Marble Hill
Posted by: Groundspeak Premium Member paulspaper
N 37° 18.352 W 089° 58.190
16S E 236786 N 4132940
Historical marker about Marble Hill and the surrounding area. Found on the Bollinger County Courthouse grounds in Marble Hill, Missouri.
Waymark Code: WM2CP6
Location: Missouri, United States
Date Posted: 10/12/2007
Published By:Groundspeak Premium Member Geo Ferret
Views: 37

Here on a scenic hill at the junction of crystal clear Crooked and Hurricane Creeks, Thomas Hamilton laid out Marble Hill after Bollinger County was organized, March, 1851. First called New California, the town was later enlarged, renamed Dallas, and made the county seat. In 1868, confusion with Dallas County lead to adopting the name Marble Hill for th unusual marble-like limestone outcroppings found in the vicinity.

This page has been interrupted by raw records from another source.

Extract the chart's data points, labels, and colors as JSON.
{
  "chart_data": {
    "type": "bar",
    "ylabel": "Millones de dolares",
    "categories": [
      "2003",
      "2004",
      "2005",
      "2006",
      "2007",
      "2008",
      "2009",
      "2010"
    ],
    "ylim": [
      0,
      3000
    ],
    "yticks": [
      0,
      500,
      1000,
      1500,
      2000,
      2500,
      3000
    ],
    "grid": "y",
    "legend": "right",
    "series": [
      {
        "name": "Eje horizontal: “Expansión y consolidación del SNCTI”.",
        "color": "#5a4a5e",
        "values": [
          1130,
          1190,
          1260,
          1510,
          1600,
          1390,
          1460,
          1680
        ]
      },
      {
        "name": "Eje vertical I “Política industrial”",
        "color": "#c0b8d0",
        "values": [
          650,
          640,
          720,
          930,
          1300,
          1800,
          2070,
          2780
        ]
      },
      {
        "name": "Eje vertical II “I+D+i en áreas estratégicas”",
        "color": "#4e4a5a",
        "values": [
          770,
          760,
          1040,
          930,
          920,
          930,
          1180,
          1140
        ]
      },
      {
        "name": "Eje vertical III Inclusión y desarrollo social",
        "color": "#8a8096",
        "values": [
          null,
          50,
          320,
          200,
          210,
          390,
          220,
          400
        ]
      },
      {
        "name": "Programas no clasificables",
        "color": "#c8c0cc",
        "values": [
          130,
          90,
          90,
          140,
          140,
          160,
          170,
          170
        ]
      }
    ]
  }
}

First among pioneers in the county area were Swiss Germans from North Carolina who took up Spanish land grants along the Whitewater adn Castor rivers in 1800. The count name honors George F. Bollinger, the leader of these settlers. Pioneer legislator, he had a big mill near Burfordville covered bridge in adjacent Cape Girardeau County.

On the opposite bank of Crooked Creek, just southwest of Marble Hill, is Lutesville, laid out in 1869 by Eli Lutes who gave land to the St. Louis and Iron Mt RR (MO Pac) to win the depot location. Lutesville grew as shipping and trading point and Marble Hill as the county seat and banking town for a grain and livestock farming county.

Marble Hill serves as a seat of justice in a county of the Ozark Highland. An area of low, rugged hills and wide valleys, Bollinger County borders south on Missouri's Lowland Region. Near here, where an earth fracture has exposed layers of the geologic past, the first dinosaur bones ever found in Missouri were discovered in 1942. Prehistoric Indian mounds are found in the county, utilized in modern times by Shawnee adn Delaware Indians and claimed by the Osage until 1808.

In the Civil War, Maj. Jonas Rawalt with 100 Union troops took 18 prisoners here in Jan. 1862 and in April, Col. S. D. Kitchen with 120 Confederates raided the courthouse and town. On nearby Crooked Creek, some 300 Confederates under Col. W.L. Jeffers put to rout about 268 Union troups led by Maj. B.F. Lazear on Aug. 24, 1862. Guerrilla bands ranged the area during the war. The county population rose from 4,481 in 1864, during the war's last year, to 8,013 by 1870.

Marble Hill was the home of noted Will Mayfield (Baptist) Junior College. Founded, 1879, as an academy by Doctors H.J. Smith and W.H. Mayfield, the school closed, 1934.
History of Mark:
Erected by the State Historical society in 1957. The academy, located in Smithville, opened in late 1878.